Wieland Shannon C, Cassa Christopher A, Mandl Kenneth D, Berger Bonnie
Department of Mathematics, Massachusetts Institute of Technology, Cambridge, MA 02139-4307, USA.
Proc Natl Acad Sci U S A. 2008 Nov 18;105(46):17608-13. doi: 10.1073/pnas.0801021105. Epub 2008 Nov 17.
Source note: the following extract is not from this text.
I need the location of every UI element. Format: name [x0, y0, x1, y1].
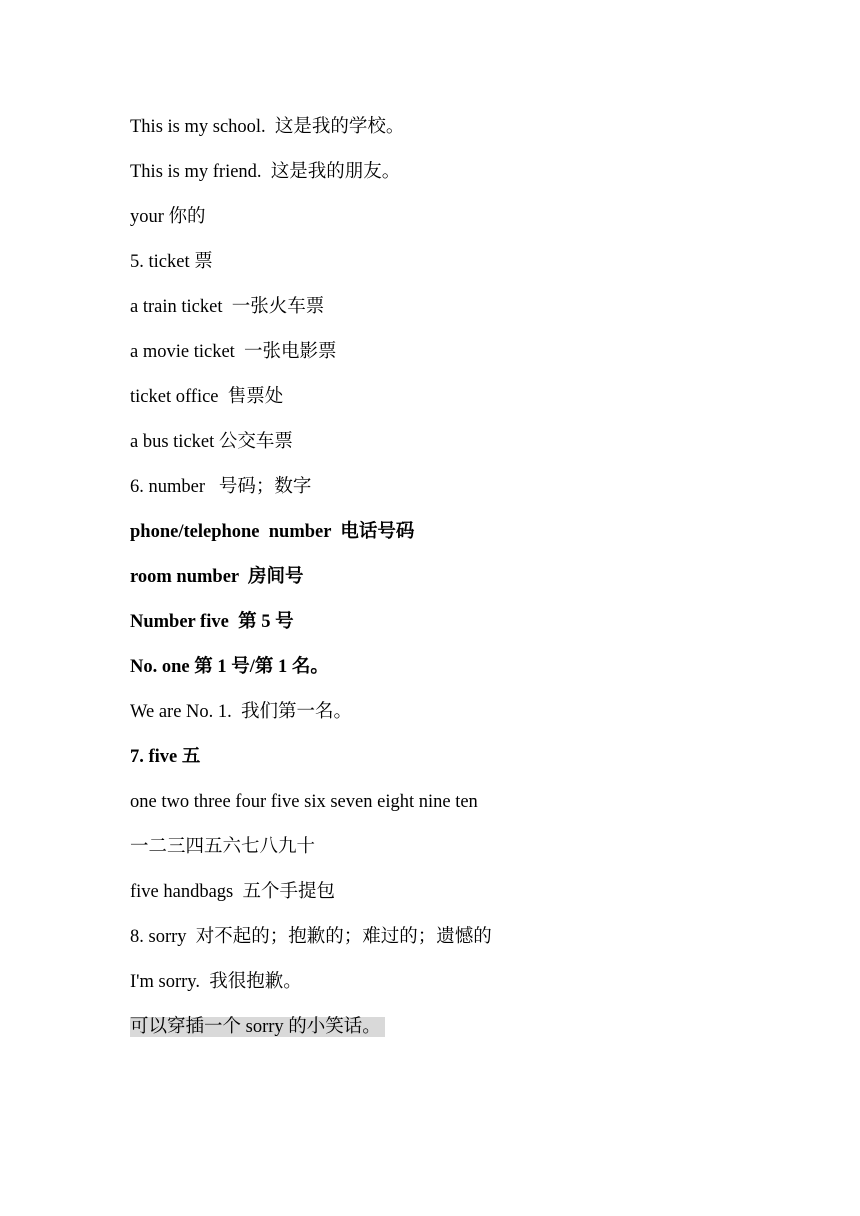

Datasets describing the health status of individuals are important for medical research but must be used cautiously to protect patient privacy. For patient data containing geographical identifiers, the conventional solution is to aggregate the data by large areas. This method often preserves privacy but suffers from substantial information loss, which degrades the quality of subsequent disease mapping or cluster detection studies. Other heuristic methods for de-identifying spatial patient information do not quantify the risk to individual privacy. We develop an optimal method based on linear programming to add noise to individual locations that preserves the distribution of a disease. The method ensures a small, quantitative risk of individual re-identification. Because the amount of noise added is minimal for the desired degree of privacy protection, the de-identified set is ideal for spatial epidemiological studies. We apply the method to patients in New York County, New York, showing that privacy is guaranteed while moving patients 25-150 times less than aggregation by zip code.
描述个体健康状况的数据集对医学研究很重要,但必须谨慎使用以保护患者隐私。对于包含地理标识符的患者数据,传统的解决方案是按大面积对数据进行汇总。这种方法通常能保护隐私,但会遭受大量信息损失,这会降低后续疾病映射或聚类检测研究的质量。其他用于对空间患者信息进行去识别的启发式方法没有量化对个人隐私的风险。我们开发了一种基于线性规划的优化方法,向个体位置添加噪声以保留疾病的分布。该方法确保了个体重新识别的风险较小且可量化。由于为达到所需的隐私保护程度而添加的噪声量最小,去识别后的数据集非常适合用于空间流行病学研究。我们将该方法应用于纽约州纽约县的患者,结果表明在保证隐私的同时,移动患者的次数比按邮政编码汇总少25至150倍。